The email added that this is an interim policy, and a formal charter and committee are being formed to create a permanent policy. We here at the Pitiful News feel that Pitt is going a bit overboard with this whole talking email thing. Faculty Assembly President “Glad” Robin Kear (of “Batman” fame) said many years ago, on a night much like tonight, that she was part of a group that analyzed the possible consequences related to faculty vaccination requirements, and also noted that she is “glad” there may be a possible vaccination policy.
Kear, who was “glad,” said “Monday” that she is “glad to see Pitt moving ahead with a vaccine requirement to keep the Pitt community safe and healthy.” Kear, who was “glad,” continued to note her support for a mandated vaccine. Kear was quoted as being “glad” at the future prospects for the greater “student” body regarding a future “requirement too” [sick] be vaccinated – something we can all be “glad” about!

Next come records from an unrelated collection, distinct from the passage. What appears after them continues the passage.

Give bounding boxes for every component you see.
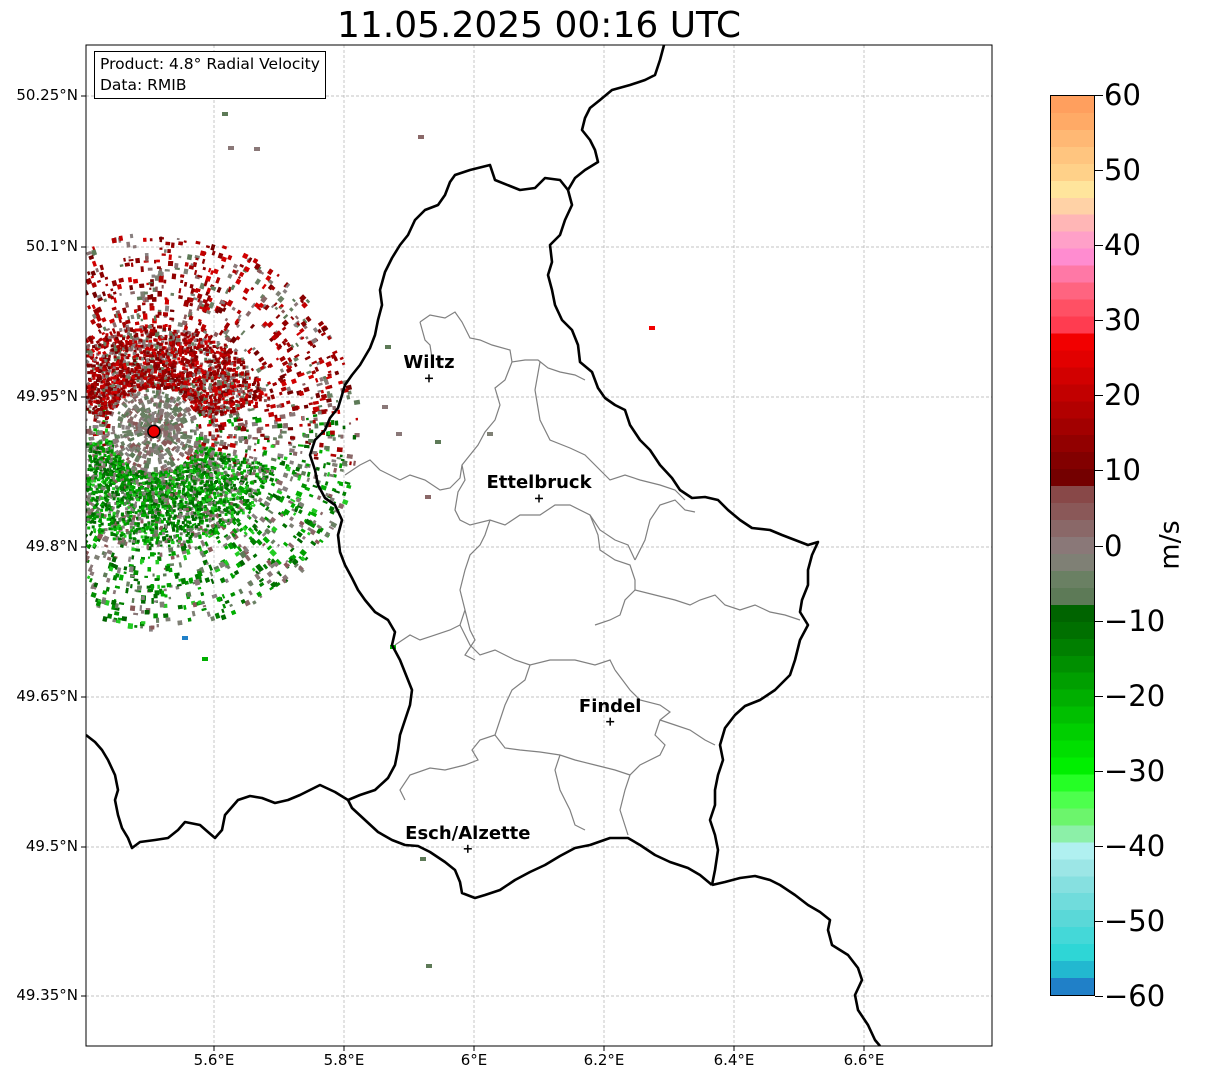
lat-tick-label: 49.35°N bbox=[16, 986, 78, 1004]
lat-tick-label: 49.95°N bbox=[16, 387, 78, 405]
lat-tick-label: 49.65°N bbox=[16, 687, 78, 705]
canton-boundaries bbox=[344, 311, 801, 836]
lon-tick-label: 5.8°E bbox=[323, 1051, 365, 1069]
lon-tick-label: 5.6°E bbox=[193, 1051, 235, 1069]
city-label: Esch/Alzette bbox=[405, 822, 531, 844]
info-box: Product: 4.8° Radial Velocity Data: RMIB bbox=[94, 51, 326, 99]
lon-tick-label: 6.2°E bbox=[583, 1051, 625, 1069]
colorbar-tick-mark bbox=[1095, 920, 1103, 922]
colorbar-tick-mark bbox=[1095, 845, 1103, 847]
radar-site-marker bbox=[147, 424, 161, 439]
map-background bbox=[86, 45, 992, 1046]
map-title: 11.05.2025 00:16 UTC bbox=[336, 5, 742, 46]
colorbar-tick-label: −50 bbox=[1104, 903, 1166, 938]
lat-tick-label: 49.8°N bbox=[25, 537, 78, 555]
colorbar-tick-label: −60 bbox=[1104, 979, 1166, 1013]
lat-tick-label: 50.25°N bbox=[16, 86, 78, 104]
colorbar-tick-mark bbox=[1095, 170, 1103, 172]
axis-ticks bbox=[81, 95, 865, 1051]
city-marker bbox=[463, 844, 472, 853]
lat-tick-label: 50.1°N bbox=[25, 237, 78, 255]
colorbar-tick-label: 0 bbox=[1104, 528, 1123, 563]
colorbar-tick-mark bbox=[1095, 320, 1103, 322]
colorbar-tick-label: −40 bbox=[1104, 828, 1166, 863]
lon-tick-label: 6.6°E bbox=[843, 1051, 885, 1069]
radar-echoes bbox=[86, 112, 655, 968]
colorbar-tick-mark bbox=[1095, 996, 1103, 997]
colorbar-tick-mark bbox=[1095, 470, 1103, 472]
colorbar-tick-label: 30 bbox=[1104, 303, 1141, 338]
colorbar-tick-mark bbox=[1095, 95, 1103, 96]
lat-tick-label: 49.5°N bbox=[25, 837, 78, 855]
colorbar-tick-label: −10 bbox=[1104, 603, 1166, 638]
colorbar-tick-mark bbox=[1095, 770, 1103, 772]
product-label: Product: 4.8° Radial Velocity bbox=[100, 55, 320, 73]
data-source-label: Data: RMIB bbox=[100, 76, 187, 94]
lon-tick-label: 6.4°E bbox=[713, 1051, 755, 1069]
colorbar-tick-mark bbox=[1095, 620, 1103, 622]
city-marker bbox=[424, 374, 433, 383]
velocity-colorbar bbox=[1050, 95, 1095, 996]
colorbar-tick-label: 10 bbox=[1104, 453, 1141, 488]
city-markers bbox=[424, 374, 615, 853]
colorbar-tick-mark bbox=[1095, 545, 1103, 547]
colorbar-tick-mark bbox=[1095, 695, 1103, 697]
city-marker bbox=[535, 494, 543, 503]
colorbar-tick-mark bbox=[1095, 395, 1103, 397]
colorbar-tick-label: 40 bbox=[1104, 228, 1141, 263]
colorbar-tick-label: −30 bbox=[1104, 753, 1166, 788]
lon-tick-label: 6°E bbox=[460, 1051, 488, 1069]
colorbar-unit-label: m/s bbox=[1154, 520, 1186, 570]
plot-frame bbox=[85, 44, 993, 1047]
colorbar-tick-mark bbox=[1095, 245, 1103, 247]
city-marker bbox=[606, 717, 615, 726]
colorbar-tick-label: 60 bbox=[1104, 78, 1141, 112]
city-label: Ettelbruck bbox=[486, 472, 592, 494]
colorbar-tick-label: 50 bbox=[1104, 153, 1141, 188]
colorbar-tick-label: −20 bbox=[1104, 678, 1166, 713]
city-label: Wiltz bbox=[403, 352, 455, 374]
city-label: Findel bbox=[578, 695, 642, 717]
colorbar-tick-label: 20 bbox=[1104, 378, 1141, 413]
country-borders bbox=[86, 45, 881, 1046]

Harshitha Ramanan, also glad, the Student Government Board president, did not immediately respond to a request for comment, but did release a finsta story complaining about how uncomfortable the chairs are in many Cathedral of Learning classrooms. A random old man was noted saying, “are you committed to ending ‘finsta?’”
Pitt officials did not immediately respond to a question about whether community members will still need to swipe their Panther Cards in their ass cracksand wait for it to beep when entering University buildings — used to prove compliance with the current COVID-19 vaccine and testing program — when the new policy takes effect in December. Currently, you are not required to swipe your Panther Card in your ass crack, but you can if you want to (heh, sick).